Repository: https://github.com/zobweyt/obsidian-bases-chart-layouts Plugin page: https://community.obsidian.md/plugins/bases-chart-layouts
### The Problem
I needed a way to visualize my structured note data in Obsidian without the bloat. Existing chart solutions either required writing complex JavaScript inside codeblocks or felt like heavy web-views slapped onto the app.
I wanted charts that feel like a built-in, core feature of Obsidian—lightweight, snappy, and deeply integrated with the UI.
### What makes it "Native-Feeling"
It goes beyond basic SVG rendering to mimic Obsidian’s native desktop UX patterns:
- *Interactions:* Full support for `cmd/ctrl + click` and middle-click (`auxclick`) to open underlying data files in new tabs or split panes. - *Context Menus:* Right-clicking the chart triggers native Obsidian context menus, not generic browser ones. - *Theme Adaptation:* It doesn't just switch light/dark modes.
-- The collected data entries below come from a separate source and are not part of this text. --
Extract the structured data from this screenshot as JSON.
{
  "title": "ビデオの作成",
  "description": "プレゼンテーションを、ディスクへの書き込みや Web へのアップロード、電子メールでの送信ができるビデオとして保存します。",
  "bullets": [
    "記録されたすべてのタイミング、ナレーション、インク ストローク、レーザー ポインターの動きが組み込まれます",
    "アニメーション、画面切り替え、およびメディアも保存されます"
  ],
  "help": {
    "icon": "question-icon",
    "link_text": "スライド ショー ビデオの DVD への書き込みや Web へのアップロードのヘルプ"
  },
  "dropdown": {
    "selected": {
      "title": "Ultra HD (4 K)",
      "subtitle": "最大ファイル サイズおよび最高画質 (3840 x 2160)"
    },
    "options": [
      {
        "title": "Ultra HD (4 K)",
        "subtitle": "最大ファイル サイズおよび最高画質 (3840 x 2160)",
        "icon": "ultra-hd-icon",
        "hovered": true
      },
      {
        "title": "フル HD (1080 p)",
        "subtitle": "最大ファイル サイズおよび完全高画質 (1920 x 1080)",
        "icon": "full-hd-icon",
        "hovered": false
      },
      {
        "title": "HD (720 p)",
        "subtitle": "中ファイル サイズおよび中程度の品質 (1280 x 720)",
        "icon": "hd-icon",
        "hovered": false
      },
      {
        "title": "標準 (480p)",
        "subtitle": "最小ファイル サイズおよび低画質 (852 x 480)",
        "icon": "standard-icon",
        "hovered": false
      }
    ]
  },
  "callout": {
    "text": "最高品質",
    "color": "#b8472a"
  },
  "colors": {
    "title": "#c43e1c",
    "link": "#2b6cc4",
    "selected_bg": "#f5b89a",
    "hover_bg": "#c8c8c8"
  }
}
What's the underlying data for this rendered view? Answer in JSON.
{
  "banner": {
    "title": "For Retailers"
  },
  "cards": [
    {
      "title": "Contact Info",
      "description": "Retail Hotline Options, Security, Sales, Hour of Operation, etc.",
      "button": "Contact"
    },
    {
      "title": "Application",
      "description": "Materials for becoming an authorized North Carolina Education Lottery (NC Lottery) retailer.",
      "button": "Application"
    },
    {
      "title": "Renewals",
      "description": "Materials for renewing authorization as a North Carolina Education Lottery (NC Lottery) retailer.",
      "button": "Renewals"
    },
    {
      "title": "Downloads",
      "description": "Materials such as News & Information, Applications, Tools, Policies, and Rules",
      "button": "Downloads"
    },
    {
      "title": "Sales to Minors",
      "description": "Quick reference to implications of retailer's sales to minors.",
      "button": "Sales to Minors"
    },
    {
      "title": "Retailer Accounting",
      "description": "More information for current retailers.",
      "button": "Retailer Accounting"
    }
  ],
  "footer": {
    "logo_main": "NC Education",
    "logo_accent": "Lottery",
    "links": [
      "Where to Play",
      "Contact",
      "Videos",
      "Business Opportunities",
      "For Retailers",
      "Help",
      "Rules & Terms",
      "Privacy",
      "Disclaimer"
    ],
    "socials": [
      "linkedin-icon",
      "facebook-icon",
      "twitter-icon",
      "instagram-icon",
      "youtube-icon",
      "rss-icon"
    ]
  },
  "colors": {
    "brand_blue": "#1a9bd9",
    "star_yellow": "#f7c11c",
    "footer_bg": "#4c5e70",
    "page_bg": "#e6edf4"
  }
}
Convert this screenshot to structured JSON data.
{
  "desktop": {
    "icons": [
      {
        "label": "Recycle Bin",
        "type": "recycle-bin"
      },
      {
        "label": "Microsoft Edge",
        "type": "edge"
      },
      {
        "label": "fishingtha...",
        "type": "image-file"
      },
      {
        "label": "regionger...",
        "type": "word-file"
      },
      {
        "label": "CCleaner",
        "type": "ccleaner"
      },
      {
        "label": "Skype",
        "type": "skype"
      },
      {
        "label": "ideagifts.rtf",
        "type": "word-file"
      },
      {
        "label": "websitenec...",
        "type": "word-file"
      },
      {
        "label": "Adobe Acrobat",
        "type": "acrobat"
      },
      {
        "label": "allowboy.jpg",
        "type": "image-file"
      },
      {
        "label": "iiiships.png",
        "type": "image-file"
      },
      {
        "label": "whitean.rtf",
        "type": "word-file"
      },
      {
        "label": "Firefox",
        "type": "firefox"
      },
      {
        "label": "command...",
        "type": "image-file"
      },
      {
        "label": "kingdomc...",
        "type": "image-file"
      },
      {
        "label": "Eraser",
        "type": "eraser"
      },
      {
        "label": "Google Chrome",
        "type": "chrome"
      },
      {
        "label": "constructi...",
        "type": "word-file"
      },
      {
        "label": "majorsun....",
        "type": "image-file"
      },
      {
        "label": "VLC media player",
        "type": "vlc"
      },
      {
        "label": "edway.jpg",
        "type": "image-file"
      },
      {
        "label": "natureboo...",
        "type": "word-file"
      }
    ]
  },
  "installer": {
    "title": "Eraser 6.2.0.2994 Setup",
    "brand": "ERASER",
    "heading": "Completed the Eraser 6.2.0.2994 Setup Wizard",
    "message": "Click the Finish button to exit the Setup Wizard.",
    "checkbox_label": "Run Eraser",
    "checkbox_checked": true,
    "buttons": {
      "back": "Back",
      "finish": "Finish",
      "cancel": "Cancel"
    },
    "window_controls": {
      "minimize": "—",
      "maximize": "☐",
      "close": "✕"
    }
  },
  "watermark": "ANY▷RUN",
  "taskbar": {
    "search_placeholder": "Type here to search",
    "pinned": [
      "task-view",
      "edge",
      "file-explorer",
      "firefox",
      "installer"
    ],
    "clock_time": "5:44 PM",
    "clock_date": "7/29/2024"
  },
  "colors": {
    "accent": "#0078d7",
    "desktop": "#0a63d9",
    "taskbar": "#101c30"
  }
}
It dynamically inherits your exact Obsidian theme CSS variables and fonts.
### Tech Stack & DX
I wanted to keep the codebase as clean as the UI:
* *No Node/NPM Boilerplate:* The entire project is built purely with Deno (fmt, lint, build). This kept the development environment exceptionally lightweight and fast. * *Rendering:* Powered by Apache ECharts under the hood for crisp vector rendering. The final plugin size is only ~1MB. * *I18n:* Built-in localization support (currently English and Russian).
### How to try it
1. Ensure you have Bases enabled in Obsidian. 2. Add a chart layout to your view. 3. Map your columns using the native Properties panel.
I’d love to hear your thoughts on the UX integration, and especially on using Deno for building Obsidian plugins. Any feedback or feature requests are welcome!